Akgün ise Bakü yönetiminin, sahada kazanılan zaferin ardından, masada elde edilen kazanımlardan memnun olduğunu dile getirerek, herhangi bir tahrik durumunda, konjonktüre de bağlı olarak, Azerbaycan’ın Ermenistan’a karşı yeni bir harekete girişebileceğini ifade etti
Ermenistan’ı ve Paşinyan hükümetini çok sallantılı bir dönemin beklediğini vurgulayan Akgün, "Dünyanın neresinde olursa olsun, böyle bir maceraya kalkışılan ve böyle güçlü bir milliyetçiliğin hakim olduğu bir yerde iktidarda kalmak çok kolay değil." dedi.
Akgün, Türkiye’nin bölgede oluşturulacak barış gücüne doğrudan askeri katkıda bulunmasa da sürecin içinde yer alacağını kaydetti.

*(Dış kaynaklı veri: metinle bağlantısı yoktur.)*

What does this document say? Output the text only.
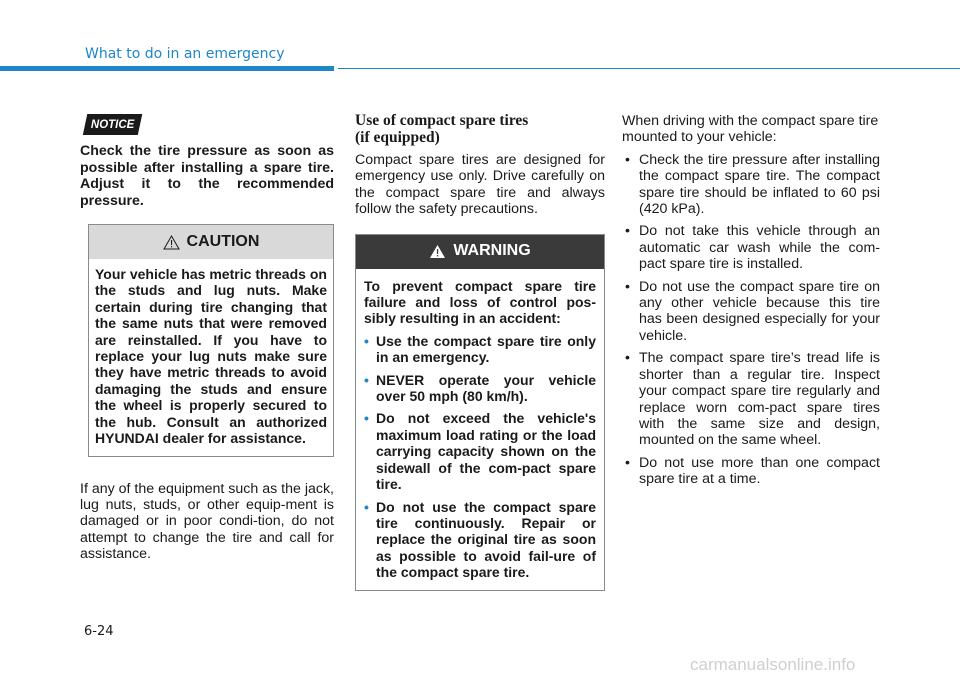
What to do in an emergency
NOTICE
Check the tire pressure as soon as possible after installing a spare tire. Adjust it to the recommended pressure.
CAUTION
Your vehicle has metric threads on the studs and lug nuts. Make certain during tire changing that the same nuts that were removed are reinstalled. If you have to replace your lug nuts make sure they have metric threads to avoid damaging the studs and ensure the wheel is properly secured to the hub. Consult an authorized HYUNDAI dealer for assistance.
If any of the equipment such as the jack, lug nuts, studs, or other equip-ment is damaged or in poor condi-tion, do not attempt to change the tire and call for assistance.
Use of compact spare tires
(if equipped)
Compact spare tires are designed for emergency use only. Drive carefully on the compact spare tire and always follow the safety precautions.
WARNING
To prevent compact spare tire failure and loss of control pos-sibly resulting in an accident:
• Use the compact spare tire only in an emergency.
• NEVER operate your vehicle over 50 mph (80 km/h).
• Do not exceed the vehicle's maximum load rating or the load carrying capacity shown on the sidewall of the com-pact spare tire.
• Do not use the compact spare tire continuously. Repair or replace the original tire as soon as possible to avoid fail-ure of the compact spare tire.
When driving with the compact spare tire mounted to your vehicle:
• Check the tire pressure after installing the compact spare tire. The compact spare tire should be inflated to 60 psi (420 kPa).
• Do not take this vehicle through an automatic car wash while the com-pact spare tire is installed.
• Do not use the compact spare tire on any other vehicle because this tire has been designed especially for your vehicle.
• The compact spare tire’s tread life is shorter than a regular tire. Inspect your compact spare tire regularly and replace worn com-pact spare tires with the same size and design, mounted on the same wheel.
• Do not use more than one compact spare tire at a time.
6-24
carmanualsonline.info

Nahçıvan koridorunun açılması maddesinin Türkiye için bu konudaki en önemli nokta olduğunun altını çizen Akgün, "Böylece Orta Asya’ya uzanan yeni bir kapı açılmış olacak. Azerbaycan ile Türkiye arasında karayolu kısalmış olacak." diye konuştu.
Yaşanan süreci bölgesel aktörler üzerinden değerlendiren Akgün, şunları kaydetti:
"Rusya’nın bölgedeki ağırlığı ciddi oranda artmış oldu ve Gürcistan bu durumdan oldukça rahatsız. Fransa da durumdan hiç memnun değil, çünkü bölgedeki dengenin büyük oranda dışında kaldı. Rusya bu anlaşmaya ara buluculuk etmeden önce de bölgede ağırlığı hissedilen bir ülkeydi. Biliyorsunuz Ermenistan sınırını Ruslar korur, bu yüzden bu anlaşma öncesinde de Ermenistan’da çok sayıda Rus askeri vardı. Dolayısıyla Rusya var olan gücünü pekiştirdi, ancak sürecin sonunda en karlı Türkiye çıktı. Sadece bölgedeki ağırlığını arttırmakla kalmadı, aynı zamanda dünya çapında bir oyun kurucu ülke olduğunu kanıtlamış oldu. Şimdi bu durumu diğer bölgelerdeki varlığımızı pekiştirmek için kullanmamız gerekiyor."